Thomas M. Burton and Sharon Terlep, Wall Street Journal: March 17, 2020
WASHINGTON—A federal agency’s decision to allow lab companies to release coronavirus tests without prior government approval should help ease the shortage of test kits, but at the potential cost of compromised results, medical experts said Tuesday.
“It’s a pretty good idea to allow for companies to get tests out in a national emergency,” said Paul Fey, research medical director at the University of Nebraska Medical Center. But he added that “these tests may not perform as well.”
The new policy was announced late Monday by Food and Drug Administration Commissioner Stephen Hahn, who conceded there were risks but said they were warranted by the circumstances.
Efforts to combat the virus have suffered from a shortage of test kits, which has typically required people with symptoms of the disease to get permission from a doctor for testing.
At the same time, however, inaccurate tests create their own set of problems, medical experts say.
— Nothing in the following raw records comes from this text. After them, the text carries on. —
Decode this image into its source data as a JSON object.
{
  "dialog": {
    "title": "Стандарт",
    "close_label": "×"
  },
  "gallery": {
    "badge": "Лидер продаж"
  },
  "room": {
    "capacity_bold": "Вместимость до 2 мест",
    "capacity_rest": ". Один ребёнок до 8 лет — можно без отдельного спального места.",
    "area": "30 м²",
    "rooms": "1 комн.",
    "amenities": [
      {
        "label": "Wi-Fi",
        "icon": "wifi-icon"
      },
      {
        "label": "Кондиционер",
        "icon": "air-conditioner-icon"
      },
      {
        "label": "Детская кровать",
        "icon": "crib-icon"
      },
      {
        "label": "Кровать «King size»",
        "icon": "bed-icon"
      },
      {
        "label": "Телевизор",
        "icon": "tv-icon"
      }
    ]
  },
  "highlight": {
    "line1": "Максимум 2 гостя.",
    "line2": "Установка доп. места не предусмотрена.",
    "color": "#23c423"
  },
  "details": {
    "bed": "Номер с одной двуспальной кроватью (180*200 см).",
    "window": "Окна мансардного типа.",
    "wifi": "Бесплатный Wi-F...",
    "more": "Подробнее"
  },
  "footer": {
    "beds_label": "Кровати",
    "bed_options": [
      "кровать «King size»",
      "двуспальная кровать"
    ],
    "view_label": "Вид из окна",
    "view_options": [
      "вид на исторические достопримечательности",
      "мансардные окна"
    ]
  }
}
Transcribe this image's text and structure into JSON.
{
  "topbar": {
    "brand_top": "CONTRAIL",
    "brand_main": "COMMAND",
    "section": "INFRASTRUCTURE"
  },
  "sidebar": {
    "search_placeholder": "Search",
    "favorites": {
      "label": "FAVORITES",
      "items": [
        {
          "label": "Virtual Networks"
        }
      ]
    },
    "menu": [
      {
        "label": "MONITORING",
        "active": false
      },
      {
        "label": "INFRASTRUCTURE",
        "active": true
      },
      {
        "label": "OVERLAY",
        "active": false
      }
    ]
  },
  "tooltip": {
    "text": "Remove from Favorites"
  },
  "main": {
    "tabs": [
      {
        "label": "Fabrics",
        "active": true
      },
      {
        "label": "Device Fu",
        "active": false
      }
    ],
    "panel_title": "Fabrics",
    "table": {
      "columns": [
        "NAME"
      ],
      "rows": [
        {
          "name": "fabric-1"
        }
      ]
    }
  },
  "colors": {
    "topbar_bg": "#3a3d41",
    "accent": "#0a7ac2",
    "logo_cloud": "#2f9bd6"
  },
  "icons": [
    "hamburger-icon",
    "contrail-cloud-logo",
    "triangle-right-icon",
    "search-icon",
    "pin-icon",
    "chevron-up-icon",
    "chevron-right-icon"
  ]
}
False-negatives, in which a person is deemed healthy while actually sick, could mean that person infects others unwittingly. But a false-positive test is also problematic, as it could lead healthy people to end up in the hospital, wasting medical resources.
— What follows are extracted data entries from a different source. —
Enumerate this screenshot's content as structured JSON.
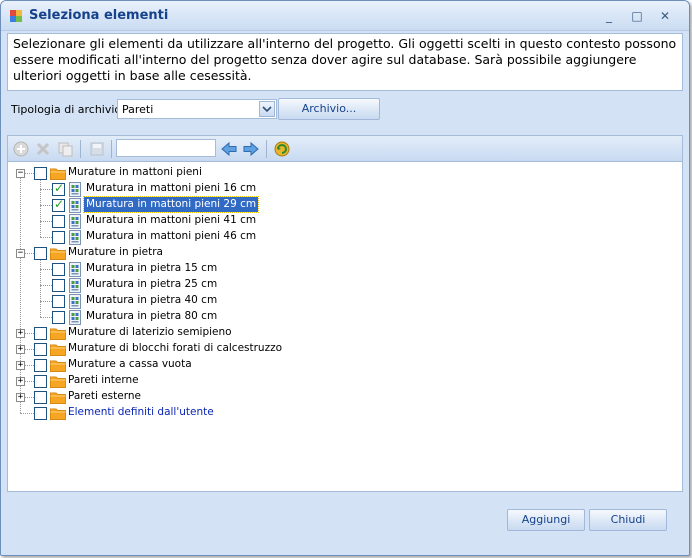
{
  "window": {
    "title": "Seleziona elementi",
    "controls": {
      "minimize": "_",
      "maximize": "□",
      "close": "✕"
    }
  },
  "info": {
    "text": "Selezionare gli elementi da utilizzare all'interno del progetto. Gli oggetti scelti in questo contesto possono essere modificati all'interno del progetto senza dover agire sul database. Sarà possibile aggiungere ulteriori oggetti in base alle cesessità."
  },
  "archive": {
    "label": "Tipologia di archivio",
    "selected": "Pareti",
    "button_label": "Archivio..."
  },
  "toolbar": {
    "icons": [
      "add-icon",
      "delete-icon",
      "copy-icon",
      "save-icon",
      "arrow-left-icon",
      "arrow-right-icon",
      "refresh-icon"
    ],
    "search_value": ""
  },
  "tree": {
    "groups": [
      {
        "label": "Murature in mattoni pieni",
        "expanded": true,
        "children": [
          {
            "label": "Muratura in mattoni pieni 16 cm",
            "checked": true,
            "selected": false
          },
          {
            "label": "Muratura in mattoni pieni 29 cm",
            "checked": true,
            "selected": true
          },
          {
            "label": "Muratura in mattoni pieni 41 cm",
            "checked": false,
            "selected": false
          },
          {
            "label": "Muratura in mattoni pieni 46 cm",
            "checked": false,
            "selected": false
          }
        ]
      },
      {
        "label": "Murature in pietra",
        "expanded": true,
        "children": [
          {
            "label": "Muratura in pietra 15 cm",
            "checked": false,
            "selected": false
          },
          {
            "label": "Muratura in pietra 25 cm",
            "checked": false,
            "selected": false
          },
          {
            "label": "Muratura in pietra 40 cm",
            "checked": false,
            "selected": false
          },
          {
            "label": "Muratura in pietra 80 cm",
            "checked": false,
            "selected": false
          }
        ]
      },
      {
        "label": "Murature di laterizio semipieno",
        "expanded": false,
        "children": []
      },
      {
        "label": "Murature di blocchi forati di calcestruzzo",
        "expanded": false,
        "children": []
      },
      {
        "label": "Murature a cassa vuota",
        "expanded": false,
        "children": []
      },
      {
        "label": "Pareti interne",
        "expanded": false,
        "children": []
      },
      {
        "label": "Pareti esterne",
        "expanded": false,
        "children": []
      },
      {
        "label": "Elementi definiti dall'utente",
        "expanded": false,
        "children": [],
        "leaf": true
      }
    ]
  },
  "footer": {
    "add_label": "Aggiungi",
    "close_label": "Chiudi"
  },
  "colors": {
    "title": "#15428b",
    "selection": "#316ac5",
    "link": "#0a24b4",
    "folder": "#f6a623",
    "check": "#21a121"
  }
}
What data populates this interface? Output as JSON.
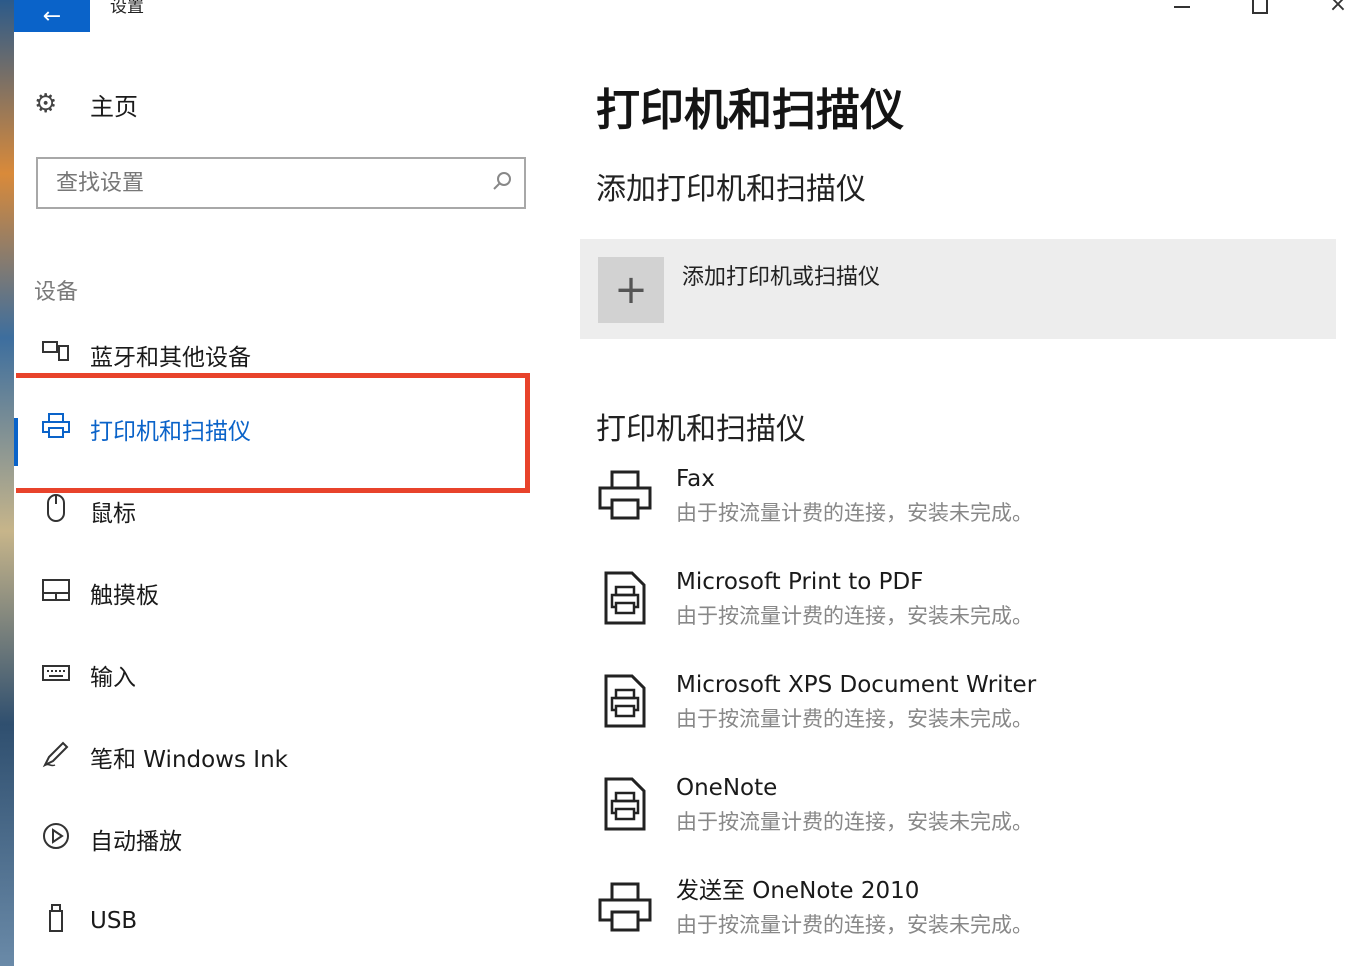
{
  "window": {
    "title": "设置"
  },
  "sidebar": {
    "home_label": "主页",
    "search_placeholder": "查找设置",
    "group_label": "设备",
    "items": [
      {
        "label": "蓝牙和其他设备",
        "icon": "bluetooth-devices-icon"
      },
      {
        "label": "打印机和扫描仪",
        "icon": "printer-icon",
        "active": true
      },
      {
        "label": "鼠标",
        "icon": "mouse-icon"
      },
      {
        "label": "触摸板",
        "icon": "touchpad-icon"
      },
      {
        "label": "输入",
        "icon": "keyboard-icon"
      },
      {
        "label": "笔和 Windows Ink",
        "icon": "pen-icon"
      },
      {
        "label": "自动播放",
        "icon": "autoplay-icon"
      },
      {
        "label": "USB",
        "icon": "usb-icon"
      }
    ]
  },
  "main": {
    "title": "打印机和扫描仪",
    "add_section_title": "添加打印机和扫描仪",
    "add_button_label": "添加打印机或扫描仪",
    "list_section_title": "打印机和扫描仪",
    "printers": [
      {
        "name": "Fax",
        "status": "由于按流量计费的连接，安装未完成。",
        "icon": "printer-icon"
      },
      {
        "name": "Microsoft Print to PDF",
        "status": "由于按流量计费的连接，安装未完成。",
        "icon": "document-printer-icon"
      },
      {
        "name": "Microsoft XPS Document Writer",
        "status": "由于按流量计费的连接，安装未完成。",
        "icon": "document-printer-icon"
      },
      {
        "name": "OneNote",
        "status": "由于按流量计费的连接，安装未完成。",
        "icon": "document-printer-icon"
      },
      {
        "name": "发送至 OneNote 2010",
        "status": "由于按流量计费的连接，安装未完成。",
        "icon": "printer-icon"
      }
    ]
  },
  "colors": {
    "accent": "#0a63c9",
    "highlight_box": "#e8432b",
    "tile_bg": "#ededed"
  }
}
“It is not scientifically valid to just say ‘What the hell’ and let tests indiscriminately onto the market,” said Diana Zuckerman, president of the National Center for Health Research. “It does a lot of harm if the test isn’t accurate.”
Ravi Thadhani, chief academic officer at Partners HealthCare, a group of Boston-area hospitals that includes Harvard teaching hospitals, said “the likelihood is much higher” of such misleading results with the FDA decision.